Menurut Agus, salah satu cara yang bisa dilakukan masyarakat untuk mendukung Polri adalah memindahkan putra dan putri mereka dari ponpes tersebut. ”Pindah ke ponpes yang lebih aman dari kemungkinan menjadi korban kekerasan seksual,” ungkap jenderal bintang tiga Polri tersebut. Bentuk dukungan lain adalah masyarakat tidak mendaftarkan anak-anak mereka untuk menempuh pendidikan di ponpes itu. Agus percaya masyarakat satu suara dengan Polri. ”Tidak menoleransi yang dilakukan pelaku kepada santriwati-santriwati yang menjadi korban,” tegasnya.
Berdasar data yang diperoleh Jawa Pos dari Lembaga Perlindungan Saksi dan Korban (LPSK), kasus yang menyeret Mas Bechi terjadi sejak 2019. Laporannya teregister di Polres Jombang dengan nomor LPB/392/X/RES/1.24/2019/JATIM/RES.JBG.
Dari Polres Jombang, kasus itu ditarik ke Polda Jawa Timur. Meski sudah tiga tahun berjalan, Mas Bechi sebagai tersangka tidak kunjung menunjukkan iktikad baik untuk menjalani proses hukum sesuai dengan aturan dan ketentuan. Karena itu, Wakil Ketua LPSK Susilaningtias mengapresiasi langkah tegas aparat kepolisian. Terlebih, Polri sudah berusaha menempuh cara-cara persuasif sebelum melakukan jemput paksa.
Menurut Susilaningtias, keputusan Polri sudah benar. ”Upaya paksa itu memperlihatkan Polri melakukan penegakan hukum tanpa pandang bulu,” ujarnya. Dia pun tegas menyatakan bahwa Mas Bechi memang harus ditangkap. Bagi korban dan keluarga korban, penangkapan Mas Bechi akan menggaransi keamanan mereka. Sebab, LPSK mendapat kabar bahwa korban kerap menerima ancaman dari pelaku.

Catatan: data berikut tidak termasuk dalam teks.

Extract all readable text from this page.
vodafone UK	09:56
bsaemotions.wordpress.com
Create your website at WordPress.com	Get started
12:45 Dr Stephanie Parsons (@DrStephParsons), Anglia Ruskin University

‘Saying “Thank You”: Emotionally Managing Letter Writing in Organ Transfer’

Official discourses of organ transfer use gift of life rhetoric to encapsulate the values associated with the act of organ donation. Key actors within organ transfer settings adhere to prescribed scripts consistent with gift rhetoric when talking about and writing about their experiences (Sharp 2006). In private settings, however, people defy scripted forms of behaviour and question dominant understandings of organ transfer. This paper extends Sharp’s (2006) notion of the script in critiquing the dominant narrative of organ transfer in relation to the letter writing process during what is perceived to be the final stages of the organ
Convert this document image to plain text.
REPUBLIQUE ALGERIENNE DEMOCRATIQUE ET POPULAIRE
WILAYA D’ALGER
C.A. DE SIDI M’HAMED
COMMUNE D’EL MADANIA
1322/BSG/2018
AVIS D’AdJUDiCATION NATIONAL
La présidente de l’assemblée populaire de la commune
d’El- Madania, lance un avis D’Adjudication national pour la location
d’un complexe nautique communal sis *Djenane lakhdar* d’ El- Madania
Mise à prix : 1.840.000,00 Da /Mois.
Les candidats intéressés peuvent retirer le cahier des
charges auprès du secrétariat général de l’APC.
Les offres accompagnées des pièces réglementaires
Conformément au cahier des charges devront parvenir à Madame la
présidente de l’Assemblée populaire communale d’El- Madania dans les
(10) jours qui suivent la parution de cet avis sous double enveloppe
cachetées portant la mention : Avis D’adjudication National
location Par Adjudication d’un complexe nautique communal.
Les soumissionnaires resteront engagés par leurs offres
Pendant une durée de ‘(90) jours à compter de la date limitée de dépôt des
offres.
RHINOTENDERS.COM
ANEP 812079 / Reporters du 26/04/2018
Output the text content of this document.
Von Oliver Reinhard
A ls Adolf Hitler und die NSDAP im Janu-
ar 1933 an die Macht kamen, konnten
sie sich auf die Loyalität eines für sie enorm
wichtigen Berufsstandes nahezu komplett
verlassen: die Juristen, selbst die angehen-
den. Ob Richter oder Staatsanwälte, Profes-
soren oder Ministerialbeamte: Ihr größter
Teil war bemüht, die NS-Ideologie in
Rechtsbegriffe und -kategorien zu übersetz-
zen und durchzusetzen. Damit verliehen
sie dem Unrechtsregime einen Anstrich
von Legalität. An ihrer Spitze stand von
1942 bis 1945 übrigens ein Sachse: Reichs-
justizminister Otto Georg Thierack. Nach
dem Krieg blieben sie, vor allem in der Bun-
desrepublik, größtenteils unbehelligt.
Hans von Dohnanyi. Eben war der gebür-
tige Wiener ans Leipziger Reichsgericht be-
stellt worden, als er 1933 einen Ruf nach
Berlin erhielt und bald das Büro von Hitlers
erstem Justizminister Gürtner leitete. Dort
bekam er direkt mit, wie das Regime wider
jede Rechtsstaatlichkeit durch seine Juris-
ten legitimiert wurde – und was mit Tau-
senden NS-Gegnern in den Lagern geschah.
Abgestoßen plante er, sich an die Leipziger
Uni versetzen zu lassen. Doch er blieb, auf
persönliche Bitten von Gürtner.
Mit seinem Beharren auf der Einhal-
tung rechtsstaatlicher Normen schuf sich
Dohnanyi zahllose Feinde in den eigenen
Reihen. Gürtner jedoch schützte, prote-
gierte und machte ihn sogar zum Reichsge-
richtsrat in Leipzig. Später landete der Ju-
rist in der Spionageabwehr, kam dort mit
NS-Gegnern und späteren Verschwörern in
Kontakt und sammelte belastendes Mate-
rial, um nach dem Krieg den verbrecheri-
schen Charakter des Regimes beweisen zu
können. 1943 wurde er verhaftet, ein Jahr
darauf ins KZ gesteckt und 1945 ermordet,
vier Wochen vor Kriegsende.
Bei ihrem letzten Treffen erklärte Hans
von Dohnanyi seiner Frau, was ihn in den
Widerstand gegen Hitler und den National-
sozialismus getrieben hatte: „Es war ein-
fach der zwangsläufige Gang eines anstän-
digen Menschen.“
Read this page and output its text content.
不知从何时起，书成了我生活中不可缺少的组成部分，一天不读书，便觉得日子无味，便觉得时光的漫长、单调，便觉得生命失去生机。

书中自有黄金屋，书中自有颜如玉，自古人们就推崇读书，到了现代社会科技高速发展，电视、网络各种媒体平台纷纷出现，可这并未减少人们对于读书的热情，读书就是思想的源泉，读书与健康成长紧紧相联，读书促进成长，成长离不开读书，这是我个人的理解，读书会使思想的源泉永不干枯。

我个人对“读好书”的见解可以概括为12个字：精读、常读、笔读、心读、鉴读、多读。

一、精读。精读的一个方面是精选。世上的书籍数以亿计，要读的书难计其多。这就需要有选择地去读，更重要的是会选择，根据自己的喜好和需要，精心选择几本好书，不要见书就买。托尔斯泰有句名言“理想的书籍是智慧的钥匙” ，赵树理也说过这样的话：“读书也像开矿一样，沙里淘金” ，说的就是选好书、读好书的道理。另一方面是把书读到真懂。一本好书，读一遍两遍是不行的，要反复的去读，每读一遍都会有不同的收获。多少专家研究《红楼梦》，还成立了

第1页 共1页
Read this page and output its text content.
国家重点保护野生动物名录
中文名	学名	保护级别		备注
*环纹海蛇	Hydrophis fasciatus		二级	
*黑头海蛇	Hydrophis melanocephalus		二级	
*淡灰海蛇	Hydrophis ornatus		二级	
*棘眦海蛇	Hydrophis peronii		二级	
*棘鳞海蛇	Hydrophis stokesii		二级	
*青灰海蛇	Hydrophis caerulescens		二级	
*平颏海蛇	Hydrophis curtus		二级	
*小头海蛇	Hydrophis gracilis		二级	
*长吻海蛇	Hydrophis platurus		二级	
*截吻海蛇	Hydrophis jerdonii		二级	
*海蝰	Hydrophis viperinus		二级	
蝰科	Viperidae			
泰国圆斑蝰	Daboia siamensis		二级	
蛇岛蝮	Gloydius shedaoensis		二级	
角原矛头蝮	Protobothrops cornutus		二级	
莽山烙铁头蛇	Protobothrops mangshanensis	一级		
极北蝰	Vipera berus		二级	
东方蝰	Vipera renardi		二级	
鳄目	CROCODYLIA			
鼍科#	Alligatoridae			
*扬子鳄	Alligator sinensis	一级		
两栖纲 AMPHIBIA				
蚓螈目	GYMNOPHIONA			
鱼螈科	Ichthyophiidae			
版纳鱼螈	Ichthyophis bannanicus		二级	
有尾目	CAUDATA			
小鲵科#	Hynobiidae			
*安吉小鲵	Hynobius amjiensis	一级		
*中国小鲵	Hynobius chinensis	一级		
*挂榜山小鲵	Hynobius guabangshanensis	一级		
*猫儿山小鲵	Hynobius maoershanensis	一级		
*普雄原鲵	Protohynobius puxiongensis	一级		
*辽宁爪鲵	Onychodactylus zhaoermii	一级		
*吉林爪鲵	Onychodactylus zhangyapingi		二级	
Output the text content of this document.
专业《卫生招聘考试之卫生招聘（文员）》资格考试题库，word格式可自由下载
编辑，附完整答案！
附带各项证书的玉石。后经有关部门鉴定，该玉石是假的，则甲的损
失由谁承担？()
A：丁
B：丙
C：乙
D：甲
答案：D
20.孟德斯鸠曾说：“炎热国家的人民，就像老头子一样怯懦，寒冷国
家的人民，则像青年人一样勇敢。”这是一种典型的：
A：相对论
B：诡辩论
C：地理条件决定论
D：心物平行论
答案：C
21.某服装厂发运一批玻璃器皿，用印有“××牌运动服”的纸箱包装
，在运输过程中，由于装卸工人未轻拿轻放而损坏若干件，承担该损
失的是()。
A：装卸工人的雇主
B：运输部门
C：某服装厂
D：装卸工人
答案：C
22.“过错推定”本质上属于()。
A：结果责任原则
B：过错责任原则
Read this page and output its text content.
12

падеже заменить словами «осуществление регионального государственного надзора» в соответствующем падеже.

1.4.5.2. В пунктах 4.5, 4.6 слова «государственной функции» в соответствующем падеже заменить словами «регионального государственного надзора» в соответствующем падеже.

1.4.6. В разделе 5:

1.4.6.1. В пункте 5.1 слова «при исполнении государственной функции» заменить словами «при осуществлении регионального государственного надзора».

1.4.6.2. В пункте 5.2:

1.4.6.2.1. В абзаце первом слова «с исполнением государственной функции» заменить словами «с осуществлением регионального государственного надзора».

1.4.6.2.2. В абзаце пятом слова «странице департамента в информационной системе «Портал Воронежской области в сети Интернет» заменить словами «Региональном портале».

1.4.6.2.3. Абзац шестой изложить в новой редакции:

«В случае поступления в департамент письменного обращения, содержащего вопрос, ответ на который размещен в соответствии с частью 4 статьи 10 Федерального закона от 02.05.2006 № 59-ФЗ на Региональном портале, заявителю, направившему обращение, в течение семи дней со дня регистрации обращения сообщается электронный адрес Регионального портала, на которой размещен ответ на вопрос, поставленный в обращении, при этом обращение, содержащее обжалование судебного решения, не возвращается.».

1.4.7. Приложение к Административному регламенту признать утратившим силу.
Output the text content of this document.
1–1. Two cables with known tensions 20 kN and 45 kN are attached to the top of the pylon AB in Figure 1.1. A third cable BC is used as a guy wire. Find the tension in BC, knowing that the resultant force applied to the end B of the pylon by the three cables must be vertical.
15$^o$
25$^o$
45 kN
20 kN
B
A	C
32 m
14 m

Kasus tersebut, sambung dia, menjadi pertaruhan bagi Polri setelah lahirnya Undang-Undang Tindak Pidana Kekerasan Seksual. ”Wibawa kepolisian sangat ditentukan dari seberapa kuat negara menegakkan keadilan bagi korban kejahatan,” tegasnya. Dia menambahkan, selama pendampingan dan perlindungan dari LPSK berjalan, kendala penanganan kasus tersebut memang cukup berat. Berkas perkara kasusnya bolak-balik cukup lama dari penyidik kepada penuntut.
Sampai akhirnya berkas perkara dinyatakan lengkap, hambatan masih bermunculan. Tersangka tidak kunjung memenuhi panggilan penyidik sampai masuk daftar pencarian orang (DPO). ”Tersangka memanfaatkan kekuatannya, baik kekuatan secara massa pendukung maupun kekuatan finansialnya,” jelas Susilaningtias. Karena itu, LPSK terus mendampingi dan memberikan perlindungan kepada korban. Termasuk ketika mereka dimintai keterangan oleh Polda Jatim.
Komisioner Komisi Kepolisian Nasional (Kompolnas) Poengky Indarti menyampaikan, tersangka semestinya sadar dan mengerti bahwa proses hukum harus berjalan. Apalagi, yang bersangkutan sudah dua kali melakukan gugatan praperadilan dan dua kali upaya tersebut kandas. ”Karena kasus sudah P21, penyidik wajib untuk menangkap dan menyerahkan tersangka beserta barang bukti kepada penuntut umum,” jelas Poengky.